Петр Михайлыч только разводил руками. Настенька задумалась. Капитан не так мрачно смотрел на Калиновича. Вообще он возбудил своим рассказом к себе живое участие.

- Я по крайней мере, Яков Васильич, радуюсь, - заговорил Петр Михайлыч, - что бог привел вас кончить курс в университете.
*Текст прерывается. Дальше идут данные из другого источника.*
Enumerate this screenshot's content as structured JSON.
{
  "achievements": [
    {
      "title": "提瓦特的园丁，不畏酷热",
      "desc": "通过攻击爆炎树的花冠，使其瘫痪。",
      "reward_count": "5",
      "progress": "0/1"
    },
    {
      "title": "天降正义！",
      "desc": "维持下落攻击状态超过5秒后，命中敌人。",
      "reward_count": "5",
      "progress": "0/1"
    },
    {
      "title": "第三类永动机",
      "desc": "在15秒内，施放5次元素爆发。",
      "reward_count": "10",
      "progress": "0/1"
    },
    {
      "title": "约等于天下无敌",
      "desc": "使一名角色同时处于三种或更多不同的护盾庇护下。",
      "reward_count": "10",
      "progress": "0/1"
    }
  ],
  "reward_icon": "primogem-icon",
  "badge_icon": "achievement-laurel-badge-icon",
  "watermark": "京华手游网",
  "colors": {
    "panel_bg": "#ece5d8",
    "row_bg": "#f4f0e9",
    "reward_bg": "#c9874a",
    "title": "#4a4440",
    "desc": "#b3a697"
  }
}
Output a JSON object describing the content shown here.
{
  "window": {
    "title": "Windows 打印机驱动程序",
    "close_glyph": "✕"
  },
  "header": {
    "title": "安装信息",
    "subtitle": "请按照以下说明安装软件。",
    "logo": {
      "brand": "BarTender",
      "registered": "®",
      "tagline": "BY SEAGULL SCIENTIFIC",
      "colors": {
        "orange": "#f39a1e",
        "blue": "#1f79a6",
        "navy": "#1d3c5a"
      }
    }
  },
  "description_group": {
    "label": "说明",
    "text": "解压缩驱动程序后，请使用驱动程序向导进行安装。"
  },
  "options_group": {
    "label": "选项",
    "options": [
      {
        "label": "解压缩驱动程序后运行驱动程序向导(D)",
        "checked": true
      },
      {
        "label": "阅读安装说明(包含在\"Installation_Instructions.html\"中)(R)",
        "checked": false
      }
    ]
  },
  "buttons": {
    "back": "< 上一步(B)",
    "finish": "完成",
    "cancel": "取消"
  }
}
Калинович горько улыбнулся.

- Курс кончить! - произнес он. - Надобно спросить, чего это мне стоило. Как нарочно все случилось: этот благодетель мой, здоровый как бык, вдруг ни с того ни с сего помирает, и пока еще он был жив, хоть скудно, но все-таки совесть заставляла его оплачивать мой стол и квартиру, а тут и того не стало: за какой-нибудь полтинник должен был я бегать на уроки с одного конца Москвы на другой, и то слава богу, когда еще было под руками; но проходили месяцы, когда сидел я без обеда, в холодной комнате, брался переписывать по гривеннику с листа, чтоб иметь возможность купить две - три булки в день.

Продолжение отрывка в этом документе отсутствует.